The second piece was again understated. Counter-tenor Daniel Moody does not have the sharp flamboyance of an old castrato. It was understated, pure, notes chosen wisely, correctly. In all four works–including the final “epilogue” by John Dowland–one didn’t feel the awe for a virtuoso but the quieter respect for a simply beautiful voice.


And I must say that the four most ravishing measures in the entire evening were the those played by violinist McKay Lodge for the introduction of Handel’s Tu del Ciel.


The middle of this concert was for the entire ensemble. They are of course all virtuosos, but one felt this only a single time, in Vivaldi’s familiar Folia, an ancient dance as well known as Greensleeves, a glorious piece for everybody from 13th Century troubadors to Sergei Rachmaninoff.

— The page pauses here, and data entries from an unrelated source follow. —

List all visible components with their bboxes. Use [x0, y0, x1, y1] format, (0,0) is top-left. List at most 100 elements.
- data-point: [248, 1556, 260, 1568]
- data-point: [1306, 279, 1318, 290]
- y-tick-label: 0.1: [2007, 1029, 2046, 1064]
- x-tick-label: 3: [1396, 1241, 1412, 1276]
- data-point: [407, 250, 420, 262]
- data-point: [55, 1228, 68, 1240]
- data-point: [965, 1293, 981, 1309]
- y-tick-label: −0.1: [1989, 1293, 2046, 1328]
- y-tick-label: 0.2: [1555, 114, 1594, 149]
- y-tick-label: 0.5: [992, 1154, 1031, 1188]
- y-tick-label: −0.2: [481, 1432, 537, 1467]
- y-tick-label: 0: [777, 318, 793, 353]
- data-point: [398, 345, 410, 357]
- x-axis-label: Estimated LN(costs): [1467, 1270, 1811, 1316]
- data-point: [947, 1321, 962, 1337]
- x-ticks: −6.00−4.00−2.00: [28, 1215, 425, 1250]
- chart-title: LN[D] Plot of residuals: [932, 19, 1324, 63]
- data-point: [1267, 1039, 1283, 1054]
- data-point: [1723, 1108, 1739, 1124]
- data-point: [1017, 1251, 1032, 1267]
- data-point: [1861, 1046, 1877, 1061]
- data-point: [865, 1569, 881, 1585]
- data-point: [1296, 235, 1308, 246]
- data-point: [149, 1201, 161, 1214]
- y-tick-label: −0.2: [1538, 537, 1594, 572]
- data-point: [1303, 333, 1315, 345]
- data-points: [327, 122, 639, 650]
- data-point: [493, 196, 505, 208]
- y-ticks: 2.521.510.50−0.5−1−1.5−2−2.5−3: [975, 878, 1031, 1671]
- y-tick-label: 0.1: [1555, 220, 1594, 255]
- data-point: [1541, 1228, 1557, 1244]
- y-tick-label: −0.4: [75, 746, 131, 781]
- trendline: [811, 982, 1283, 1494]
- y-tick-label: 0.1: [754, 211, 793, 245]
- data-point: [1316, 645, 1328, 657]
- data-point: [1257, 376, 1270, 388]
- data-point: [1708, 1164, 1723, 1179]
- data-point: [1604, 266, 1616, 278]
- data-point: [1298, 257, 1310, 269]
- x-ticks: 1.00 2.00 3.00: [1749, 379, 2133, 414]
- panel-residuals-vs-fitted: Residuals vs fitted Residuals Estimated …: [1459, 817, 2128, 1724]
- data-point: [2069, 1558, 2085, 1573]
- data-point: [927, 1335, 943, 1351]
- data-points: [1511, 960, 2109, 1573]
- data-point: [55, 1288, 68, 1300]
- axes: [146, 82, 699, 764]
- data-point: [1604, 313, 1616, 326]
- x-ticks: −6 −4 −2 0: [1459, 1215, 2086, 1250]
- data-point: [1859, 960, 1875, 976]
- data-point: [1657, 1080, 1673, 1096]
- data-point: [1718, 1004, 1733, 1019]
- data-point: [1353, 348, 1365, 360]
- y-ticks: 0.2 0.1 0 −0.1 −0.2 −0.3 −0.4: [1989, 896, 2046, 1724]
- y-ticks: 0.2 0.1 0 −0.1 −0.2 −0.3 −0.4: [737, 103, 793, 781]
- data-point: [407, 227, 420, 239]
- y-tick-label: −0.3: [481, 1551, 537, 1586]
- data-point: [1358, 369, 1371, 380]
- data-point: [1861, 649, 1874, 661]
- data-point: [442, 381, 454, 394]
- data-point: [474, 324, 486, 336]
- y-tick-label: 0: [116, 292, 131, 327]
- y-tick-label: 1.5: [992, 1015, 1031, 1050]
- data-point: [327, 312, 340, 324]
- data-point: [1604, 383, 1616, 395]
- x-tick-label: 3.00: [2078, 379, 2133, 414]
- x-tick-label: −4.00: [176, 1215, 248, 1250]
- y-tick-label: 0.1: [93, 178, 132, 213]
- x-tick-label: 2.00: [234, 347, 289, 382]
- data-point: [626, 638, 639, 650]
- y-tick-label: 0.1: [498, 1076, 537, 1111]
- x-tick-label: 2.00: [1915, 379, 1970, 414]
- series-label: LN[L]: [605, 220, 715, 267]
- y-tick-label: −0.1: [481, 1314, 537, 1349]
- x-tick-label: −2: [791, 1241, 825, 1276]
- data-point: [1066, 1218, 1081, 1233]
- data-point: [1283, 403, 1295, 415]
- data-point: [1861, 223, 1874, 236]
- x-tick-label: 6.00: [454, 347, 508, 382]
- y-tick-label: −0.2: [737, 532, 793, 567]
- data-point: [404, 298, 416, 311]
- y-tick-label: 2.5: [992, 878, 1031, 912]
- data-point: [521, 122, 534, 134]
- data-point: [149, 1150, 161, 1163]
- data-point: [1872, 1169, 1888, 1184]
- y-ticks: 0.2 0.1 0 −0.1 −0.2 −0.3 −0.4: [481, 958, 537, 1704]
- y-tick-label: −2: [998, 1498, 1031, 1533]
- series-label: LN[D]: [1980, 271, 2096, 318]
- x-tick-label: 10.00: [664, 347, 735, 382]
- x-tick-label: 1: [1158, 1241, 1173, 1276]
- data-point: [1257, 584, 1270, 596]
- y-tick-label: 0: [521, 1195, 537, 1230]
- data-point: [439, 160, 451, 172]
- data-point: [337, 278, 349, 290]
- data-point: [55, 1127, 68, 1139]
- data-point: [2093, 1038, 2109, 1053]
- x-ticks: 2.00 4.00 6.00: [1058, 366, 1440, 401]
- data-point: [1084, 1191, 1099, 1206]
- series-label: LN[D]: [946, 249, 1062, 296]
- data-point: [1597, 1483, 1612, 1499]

The Vivaldi was stunning not only for invention but for skill from all the players. Cellist Keiran Campbell had been basically a continuo-ist until this time, but his fingers were ravishing here. Second Violin Jeffrey Girton had some dazzling duets with Ms. Lodge, and the whole ensemble gave a full-hearted performance here.


The Corelli Violin Sonata was part of twelve works which made Corelli a very rich man. No, he didn’t invent a lot of Paganini tricks. But he did use the violin to the max of its possibilities for the time.


Originally written for soloist and simple bass line, this version was composed for a full ensemble of theorbo, harpsichord and continuo. Ms. Lodge gave them equal import, never venturing to a 21st Century ostentation. Initially, I thought she was using an antique violin, for she never attempted a terribly wide range of tone colors, we had no excessive vibrato, no improvisation between the last two movements. Rather, Ms. Lodge played the Corelli with–what seemed to be–a quiet respect. Then again, for a chiesa (church) sonata, that was probably correct.


By the finish, with Dowland’s lovely lament still in my ears, it was time to saunter home through the cemetery. The flambeaux were a nice touch, but actually superfluous, since the path was glowing with millions of horny fireflies, looking for a live mate, and oblivious to the plethora of James Joyce’s “shovelled” dead.